29 Sep 2010 | Viewpoint
The EU policy of putting excellence before cohesion - funding the best researchers rather than helping the laggards to catch up - has paid off in two important breakthroughs, writes Nuala Moran.

Nuala Moran, Managing Editor, Science|Business

That scientific excellence is the sole criterion applied by the European Research Council (ERC) when deciding what research to fund can be a hard to swallow for many scientists in younger EU member states (and indeed, some which are not such recent joiners of the EU), where the scientific infrastructure is still suffering from decades of under-investment and neglect.

Surely, that other – broader – principle of promoting cohesion by distributing resources according to need, should take precedence.
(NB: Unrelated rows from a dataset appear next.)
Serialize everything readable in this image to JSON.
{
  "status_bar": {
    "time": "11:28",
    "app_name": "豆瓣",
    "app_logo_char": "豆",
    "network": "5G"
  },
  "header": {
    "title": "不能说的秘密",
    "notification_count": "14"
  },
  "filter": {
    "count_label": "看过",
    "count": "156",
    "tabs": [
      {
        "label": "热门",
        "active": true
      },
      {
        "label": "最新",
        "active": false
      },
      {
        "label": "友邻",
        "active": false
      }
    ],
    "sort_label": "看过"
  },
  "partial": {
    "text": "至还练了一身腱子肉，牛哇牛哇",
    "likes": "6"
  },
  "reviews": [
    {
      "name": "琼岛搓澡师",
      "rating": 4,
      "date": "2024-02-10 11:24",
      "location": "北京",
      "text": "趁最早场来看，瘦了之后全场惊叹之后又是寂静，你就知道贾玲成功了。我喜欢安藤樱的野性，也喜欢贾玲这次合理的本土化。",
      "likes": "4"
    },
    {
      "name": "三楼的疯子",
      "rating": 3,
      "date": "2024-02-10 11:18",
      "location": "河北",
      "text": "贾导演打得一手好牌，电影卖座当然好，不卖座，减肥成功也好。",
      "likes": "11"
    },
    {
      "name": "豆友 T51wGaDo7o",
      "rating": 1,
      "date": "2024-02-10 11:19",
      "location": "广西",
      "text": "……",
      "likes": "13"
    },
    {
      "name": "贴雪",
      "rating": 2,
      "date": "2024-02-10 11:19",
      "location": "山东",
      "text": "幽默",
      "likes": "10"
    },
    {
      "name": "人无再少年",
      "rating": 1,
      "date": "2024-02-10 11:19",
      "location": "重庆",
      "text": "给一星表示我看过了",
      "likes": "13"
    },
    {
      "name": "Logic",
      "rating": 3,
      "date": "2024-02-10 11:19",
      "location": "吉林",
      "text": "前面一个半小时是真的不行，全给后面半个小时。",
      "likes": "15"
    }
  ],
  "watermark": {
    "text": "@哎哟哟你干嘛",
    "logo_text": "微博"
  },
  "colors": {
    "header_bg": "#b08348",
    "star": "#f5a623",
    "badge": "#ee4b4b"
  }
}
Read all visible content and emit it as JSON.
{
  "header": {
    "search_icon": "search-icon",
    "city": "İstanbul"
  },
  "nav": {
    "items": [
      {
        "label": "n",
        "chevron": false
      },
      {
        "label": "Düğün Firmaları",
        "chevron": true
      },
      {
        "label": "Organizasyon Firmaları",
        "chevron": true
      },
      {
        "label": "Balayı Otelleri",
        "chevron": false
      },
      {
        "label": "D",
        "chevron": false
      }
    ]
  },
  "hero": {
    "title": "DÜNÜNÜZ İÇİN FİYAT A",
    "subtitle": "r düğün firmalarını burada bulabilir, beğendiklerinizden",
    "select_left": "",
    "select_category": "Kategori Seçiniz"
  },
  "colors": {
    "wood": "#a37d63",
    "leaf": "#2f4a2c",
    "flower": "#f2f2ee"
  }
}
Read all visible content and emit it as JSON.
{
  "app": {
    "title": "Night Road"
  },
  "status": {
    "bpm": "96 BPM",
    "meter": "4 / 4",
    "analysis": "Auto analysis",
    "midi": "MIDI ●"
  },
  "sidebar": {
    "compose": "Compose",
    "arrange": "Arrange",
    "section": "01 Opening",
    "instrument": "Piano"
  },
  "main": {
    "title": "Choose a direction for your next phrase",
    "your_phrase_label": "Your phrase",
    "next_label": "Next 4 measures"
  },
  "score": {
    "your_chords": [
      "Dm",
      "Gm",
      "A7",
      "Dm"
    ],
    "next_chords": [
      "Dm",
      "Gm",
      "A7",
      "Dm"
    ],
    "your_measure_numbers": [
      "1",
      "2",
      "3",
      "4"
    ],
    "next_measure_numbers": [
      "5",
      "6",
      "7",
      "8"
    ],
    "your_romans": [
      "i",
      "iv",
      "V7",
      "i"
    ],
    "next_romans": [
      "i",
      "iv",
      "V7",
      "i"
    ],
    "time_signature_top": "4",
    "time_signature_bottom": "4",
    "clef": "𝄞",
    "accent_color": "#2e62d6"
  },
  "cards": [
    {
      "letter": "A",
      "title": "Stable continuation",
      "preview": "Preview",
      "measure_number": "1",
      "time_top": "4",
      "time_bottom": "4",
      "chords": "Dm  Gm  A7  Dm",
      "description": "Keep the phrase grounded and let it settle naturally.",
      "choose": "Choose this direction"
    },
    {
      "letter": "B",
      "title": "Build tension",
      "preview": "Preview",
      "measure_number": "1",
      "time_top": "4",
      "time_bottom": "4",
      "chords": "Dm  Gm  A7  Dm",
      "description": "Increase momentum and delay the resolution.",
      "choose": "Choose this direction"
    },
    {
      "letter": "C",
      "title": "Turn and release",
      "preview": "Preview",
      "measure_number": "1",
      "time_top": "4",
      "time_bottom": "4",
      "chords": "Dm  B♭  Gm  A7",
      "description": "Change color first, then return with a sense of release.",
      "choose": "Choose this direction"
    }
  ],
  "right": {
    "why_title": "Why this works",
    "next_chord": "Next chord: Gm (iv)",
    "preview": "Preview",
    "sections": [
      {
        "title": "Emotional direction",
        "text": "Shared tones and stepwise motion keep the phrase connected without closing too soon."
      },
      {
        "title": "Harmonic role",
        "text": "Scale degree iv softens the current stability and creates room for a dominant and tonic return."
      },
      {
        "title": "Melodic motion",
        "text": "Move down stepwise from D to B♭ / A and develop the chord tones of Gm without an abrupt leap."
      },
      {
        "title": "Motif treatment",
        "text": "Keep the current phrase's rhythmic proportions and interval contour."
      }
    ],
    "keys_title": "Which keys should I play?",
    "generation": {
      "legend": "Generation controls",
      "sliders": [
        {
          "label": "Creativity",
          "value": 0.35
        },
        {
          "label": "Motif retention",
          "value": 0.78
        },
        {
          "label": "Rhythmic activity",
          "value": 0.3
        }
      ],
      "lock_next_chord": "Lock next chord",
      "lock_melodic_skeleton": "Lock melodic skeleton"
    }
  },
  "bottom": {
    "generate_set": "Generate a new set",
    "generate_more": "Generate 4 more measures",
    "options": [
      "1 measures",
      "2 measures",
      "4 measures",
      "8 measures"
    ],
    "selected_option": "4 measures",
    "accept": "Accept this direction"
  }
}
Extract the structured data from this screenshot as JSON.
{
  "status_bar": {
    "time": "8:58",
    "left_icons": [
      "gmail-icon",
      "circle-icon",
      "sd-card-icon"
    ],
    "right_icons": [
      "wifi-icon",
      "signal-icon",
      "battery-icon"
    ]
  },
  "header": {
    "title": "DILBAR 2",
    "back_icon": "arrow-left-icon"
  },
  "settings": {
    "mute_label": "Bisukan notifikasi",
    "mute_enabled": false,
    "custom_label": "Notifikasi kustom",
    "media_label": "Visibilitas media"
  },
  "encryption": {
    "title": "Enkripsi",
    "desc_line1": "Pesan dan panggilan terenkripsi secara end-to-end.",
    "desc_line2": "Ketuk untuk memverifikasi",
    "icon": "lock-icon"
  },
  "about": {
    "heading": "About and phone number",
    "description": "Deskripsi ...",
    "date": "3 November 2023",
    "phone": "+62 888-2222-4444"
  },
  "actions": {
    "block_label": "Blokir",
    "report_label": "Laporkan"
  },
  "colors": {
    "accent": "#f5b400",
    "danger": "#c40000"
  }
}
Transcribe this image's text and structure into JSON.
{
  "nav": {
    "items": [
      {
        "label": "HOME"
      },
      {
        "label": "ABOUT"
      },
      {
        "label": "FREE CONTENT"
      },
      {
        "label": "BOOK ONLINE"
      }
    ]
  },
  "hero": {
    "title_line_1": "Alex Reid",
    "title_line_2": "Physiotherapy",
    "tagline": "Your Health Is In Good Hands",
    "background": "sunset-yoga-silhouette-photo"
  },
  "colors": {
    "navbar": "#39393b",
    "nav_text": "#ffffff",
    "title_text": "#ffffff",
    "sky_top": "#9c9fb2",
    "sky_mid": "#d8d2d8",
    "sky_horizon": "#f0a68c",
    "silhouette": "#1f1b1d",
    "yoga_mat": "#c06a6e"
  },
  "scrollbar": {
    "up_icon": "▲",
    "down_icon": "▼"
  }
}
Let the EU’s research budgets furnish countries where the scientific institutes and research universities need help to emerge from an impoverished past, is a frequent plea.

Now comes the first manifestation of how the ERC’s commitment to funding excellence will play out. The first ERC grants were handed out not much more than two years ago, but in the past month this funding (and other Framework Programme grants), was behind two significant breakthroughs – in quantum computing and proteomics – that have put Europe ahead of the game in two areas of basic research with immense commercial potential.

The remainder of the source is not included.